First published in The Scottish Sun, 29 March 2017.
At the time of writing, Brexit-supporting MPs have walked out of the Commons Brexit Select Committee – sources claim that Chair Hilary Benn’s 155-page report was “so gloomy it couldn’t be allowed to stand.”
When it comes to ignoring news you don’t want to hear, my niece has a similar tactic, except hers involves covering her ears and singing the My Little Pony theme tune for good measure.
So, when it comes to Hopes and Fears, I’m afraid the former is pretty light.
Brexit is not some interesting academic exercise – it’s real-life politics that will hurt millions of people as the economy suffers and our rights are lost.
Businesses still have wages to pay but no idea whether they’ll still have access to the markets.
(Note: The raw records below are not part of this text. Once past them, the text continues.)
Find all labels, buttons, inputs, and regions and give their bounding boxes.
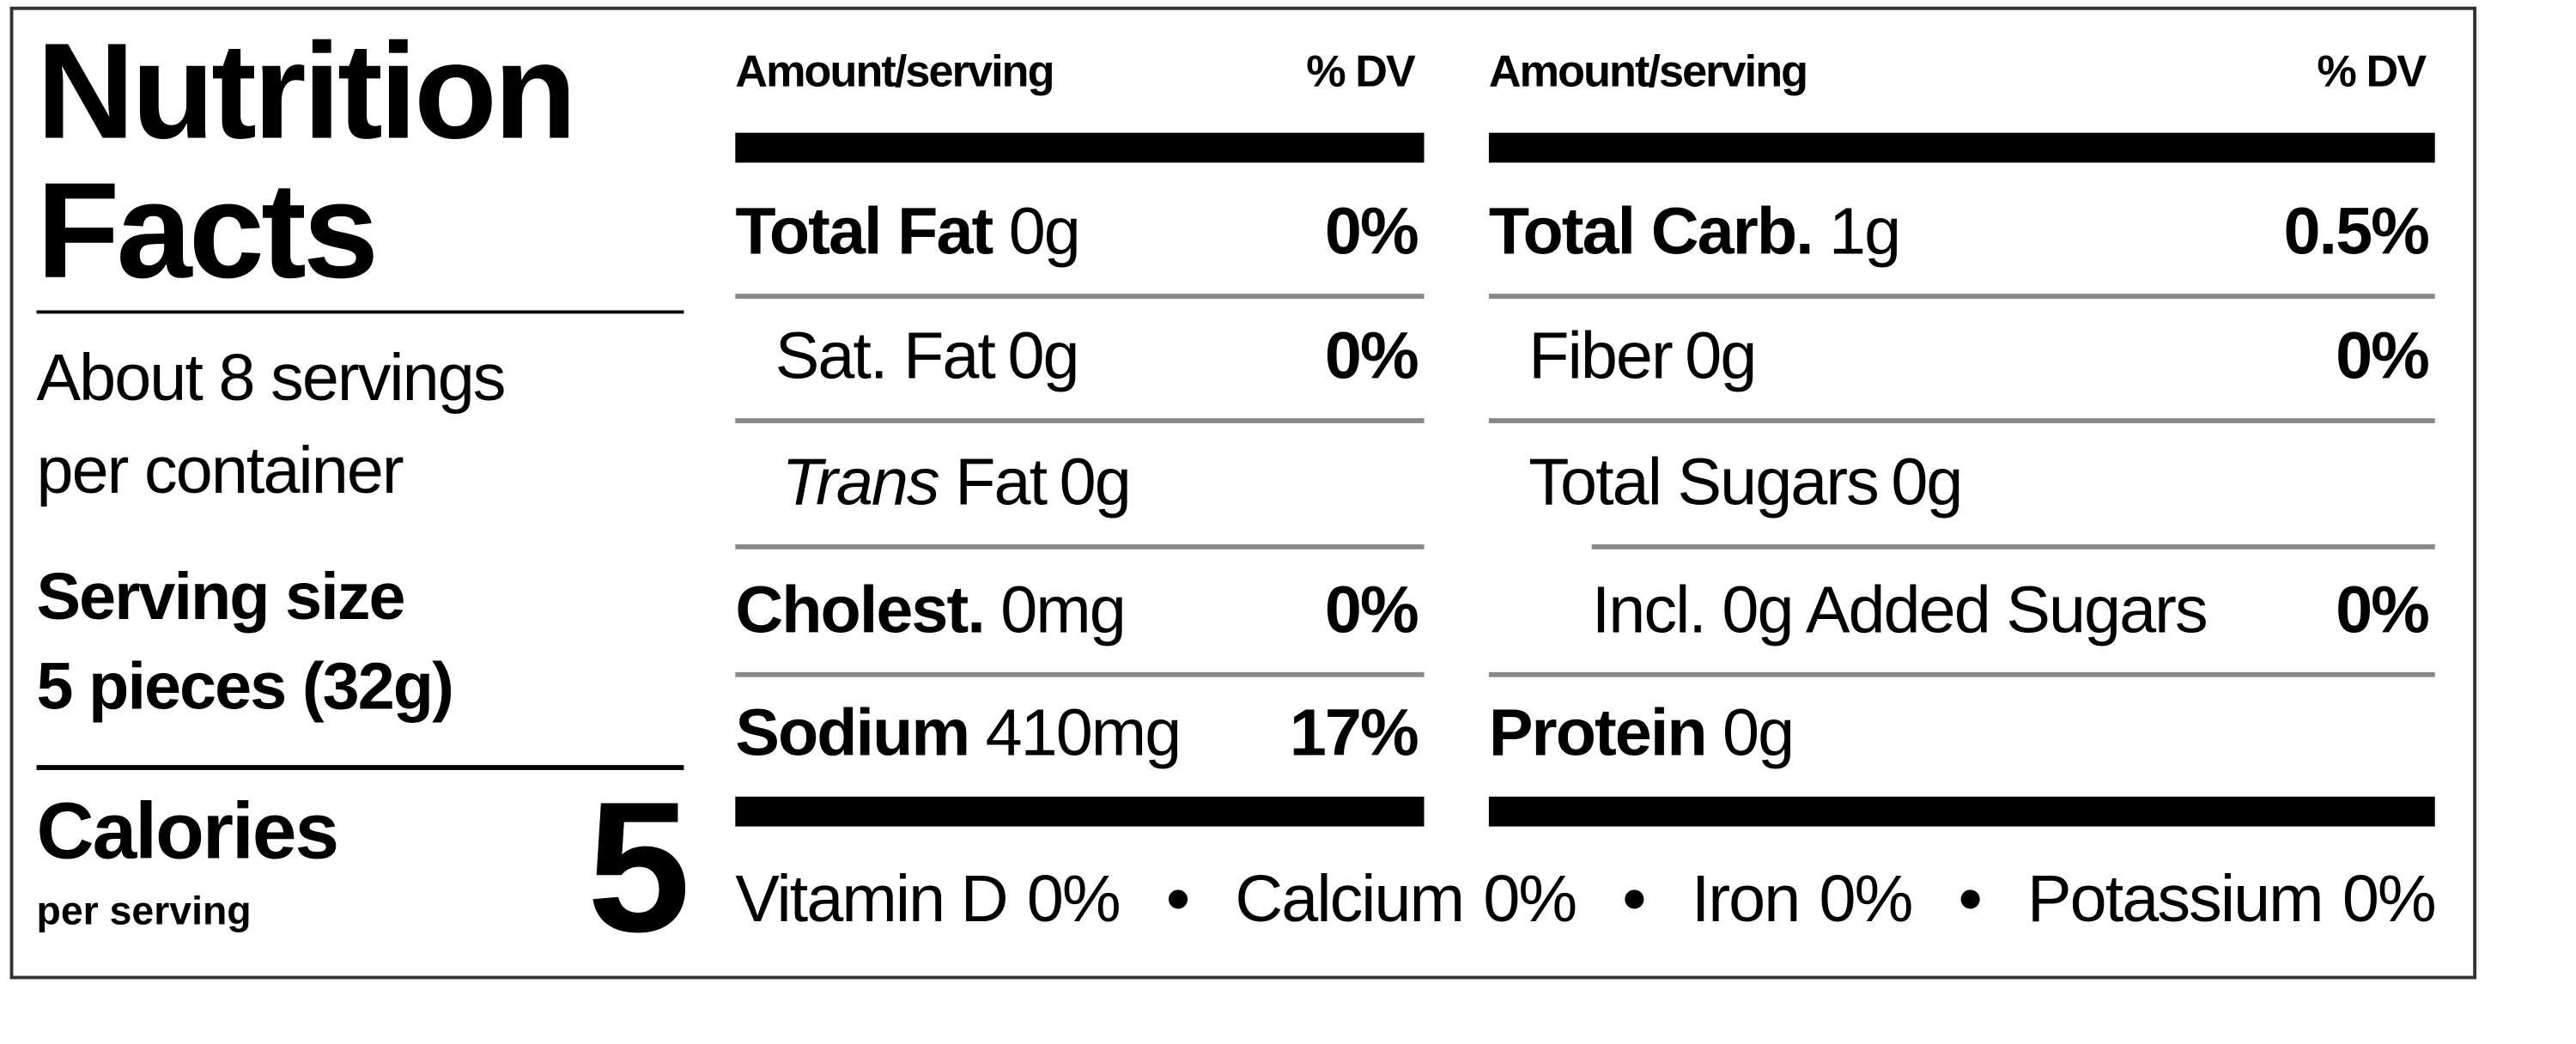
nutrient-amount: 410mg xyxy=(985,695,1182,769)
nutrient-amount: 0g xyxy=(1059,446,1132,519)
vitamin-dv: 0% xyxy=(1819,863,1914,937)
vitamin-dv: 0% xyxy=(2342,863,2437,937)
nutrient-name: Sodium xyxy=(735,695,970,769)
nutrient-dv: 0% xyxy=(2336,573,2430,646)
vitamin-name: Potassium xyxy=(2027,863,2324,937)
nutrient-row: Total Fat 0g 0% xyxy=(735,183,1419,282)
vitamin: Calcium 0% xyxy=(1235,863,1577,938)
vitamin-dv: 0% xyxy=(1026,863,1121,937)
nutrient-dv: 0.5% xyxy=(2283,195,2429,269)
row-rule xyxy=(735,418,1425,423)
thick-rule xyxy=(735,132,1425,163)
header-dv: % DV xyxy=(1306,46,1416,97)
thick-rule xyxy=(1488,796,2435,827)
nutrient-row: Protein 0g xyxy=(1489,683,2428,783)
nutrient-amount: 0g xyxy=(1891,446,1963,519)
vitamin-name: Iron xyxy=(1691,863,1801,937)
serving-size-label: Serving size xyxy=(36,561,406,634)
nutrient-row: Total Carb. 1g 0.5% xyxy=(1488,183,2430,282)
nutrient: Sodium 410mg xyxy=(735,695,1182,771)
nutrient-row: Trans Fat 0g xyxy=(781,434,1417,533)
nutrient-dv: 0% xyxy=(1324,319,1419,393)
calories-value: 5 xyxy=(586,763,691,971)
nutrient: Protein 0g xyxy=(1488,695,1795,771)
nutrient-row: Fiber 0g 0% xyxy=(1528,307,2430,407)
title: Nutrition Facts xyxy=(36,16,577,307)
nutrient: Sat. Fat 0g xyxy=(775,319,1080,394)
nutrient-amount: 0g xyxy=(1007,319,1079,393)
row-rule xyxy=(1488,671,2435,677)
label-border xyxy=(9,6,2477,980)
nutrient-dv: 0% xyxy=(1324,573,1419,646)
nutrient: Total Carb. 1g xyxy=(1488,195,1901,270)
vitamin: Potassium 0% xyxy=(2027,863,2437,938)
nutrient-amount: 0g xyxy=(1685,319,1757,393)
bullet: • xyxy=(1622,863,1646,937)
row-rule xyxy=(735,671,1425,677)
row-rule xyxy=(1488,294,2435,299)
vitamins: Vitamin D 0% • Calcium 0% • Iron 0% • Potassium 0% xyxy=(735,863,2437,938)
nutrient-name: Incl. 0g Added Sugars xyxy=(1591,573,2208,646)
nutrient: Trans Fat 0g xyxy=(781,446,1132,520)
row-rule xyxy=(735,544,1425,549)
vitamin-dv: 0% xyxy=(1483,863,1577,937)
thick-rule xyxy=(735,796,1425,827)
calories-sublabel: per serving xyxy=(36,889,252,935)
nutrient-name: Sat. Fat xyxy=(775,319,996,393)
nutrient-row: Incl. 0g Added Sugars 0% xyxy=(1592,561,2430,660)
nutrient-dv: 17% xyxy=(1289,695,1419,769)
nutrient-dv: 0% xyxy=(2336,319,2430,393)
nutrient: Total Fat 0g xyxy=(735,195,1081,270)
servings: About 8 servings per container xyxy=(36,342,507,508)
nutrient-row: Sodium 410mg 17% xyxy=(735,683,1419,783)
nutrient: Cholest. 0mg xyxy=(735,573,1127,648)
nutrient: Incl. 0g Added Sugars xyxy=(1592,574,2220,648)
bullet: • xyxy=(1166,863,1189,937)
vitamin: Vitamin D 0% xyxy=(735,863,1121,938)
nutrient-name-italic: Trans xyxy=(781,446,939,519)
nutrient-row: Cholest. 0mg 0% xyxy=(735,561,1419,660)
nutrient-amount: 0g xyxy=(1722,695,1795,769)
nutrient-amount: 0mg xyxy=(1000,573,1127,646)
bullet: • xyxy=(1959,863,1982,937)
header-dv: % DV xyxy=(2317,46,2427,97)
vitamin-name: Calcium xyxy=(1235,863,1465,937)
nutrient-amount: 0g xyxy=(1008,195,1081,269)
nutrient-row: Sat. Fat 0g 0% xyxy=(775,307,1419,407)
nutrient-name: Total Fat xyxy=(735,195,993,269)
nutrient: Fiber 0g xyxy=(1528,319,1757,394)
nutrient-amount: 1g xyxy=(1829,195,1901,269)
nutrient: Total Sugars 0g xyxy=(1528,446,1963,520)
vitamin: Iron 0% xyxy=(1691,863,1914,938)
vitamin-name: Vitamin D xyxy=(735,863,1008,937)
header-amount: Amount/serving xyxy=(735,46,1054,97)
nutrient-name: Fiber xyxy=(1528,319,1673,393)
row-rule xyxy=(735,294,1425,299)
nutrient-name: Total Sugars xyxy=(1528,446,1880,519)
serving-size: 5 pieces (32g) xyxy=(36,650,454,724)
nutrient-name: Fat xyxy=(955,446,1048,519)
nutrient-row: Total Sugars 0g xyxy=(1528,434,2428,533)
nutrient-dv: 0% xyxy=(1324,195,1419,269)
thick-rule xyxy=(1488,132,2435,163)
row-rule xyxy=(1488,418,2435,423)
nutrient-name: Protein xyxy=(1488,695,1708,769)
row-rule xyxy=(1591,544,2435,549)
header-amount: Amount/serving xyxy=(1488,46,1808,97)
nutrient-name: Cholest. xyxy=(735,573,985,646)
nutrient-name: Total Carb. xyxy=(1488,195,1814,269)
calories-label: Calories xyxy=(36,788,340,877)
We’re already seeing close to one in ten German firms reportedly planning to withdraw from the UK and relocate.
Academics and researchers won’t want to come here, not with the UK barring the gates.
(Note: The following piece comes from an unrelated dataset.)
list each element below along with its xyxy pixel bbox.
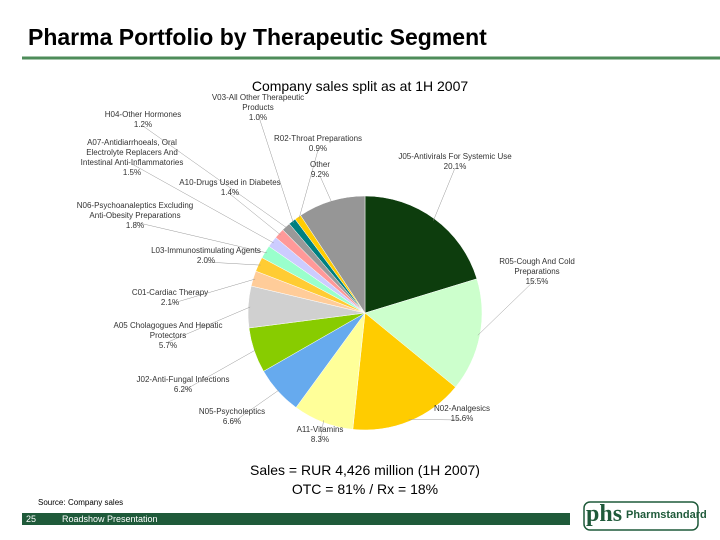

The UK Government has made no guarantee to continue subsidies for our farmers at their current level past 2020, so farmers are facing the prospect of selling up.
Every passing day makes it clearer and clearer that the Brexit faction didn’t even spare a thought for Remain-voting Northern Ireland.
Now David Davis has floated the idea that the North could vote to leave the UK and re-join Ireland.
The Great Repeal Bill is shaping up to be a Tory power grab on an unprecedented scale, with Scotland all but powerless to stop it.
Unless we see a dramatic change of attitude from the UK Government, things are going to go badly.
Not because it has to, but because too many people are failing to challenge those in charge.
Nobody is stepping in. The UK Labour party is MIA. The Scottish Government put forward a set of serious, credible proposals to keep Scotland in the Single Market but Westminster wasn’t interested.
We can’t cross our fingers and hope for the best.
Instead, this significant and material change is grounds for Scotland to be given a choice – to stay in the UK and be dragged along by a Tory Government we didn’t even vote for, or to extend the hand of friendship to our friends in Europe and vote for independence.
Right now, Malta has the EU Presidency, with a population of around 430,000.
Imagine what an independent Scotland, with our population of five million, could achieve.
Imagine the possibilities – we have the infrastructure, skills and location to attract businesses to set up shop in Scotland and create jobs.
Our universities would be home to world-class research teams of EU nationals and Scots alike.
We would be global players, part of the world’s largest and most successful soft-power mechanism.
Article 50 doesn’t only fire the starting pistol on the UK’s exit, but also Scotland’s race to leave this sinking ship.
Scotland voted to Remain and there’s plenty of goodwill for us from the EU.
As the reality of Brexit begins to bite, it’s likely we’ll see Scotland become ever more vocal and informed about the benefits of EU membership.
Last weekend’s good-natured pro-EU rally in Edinburgh was only the beginning.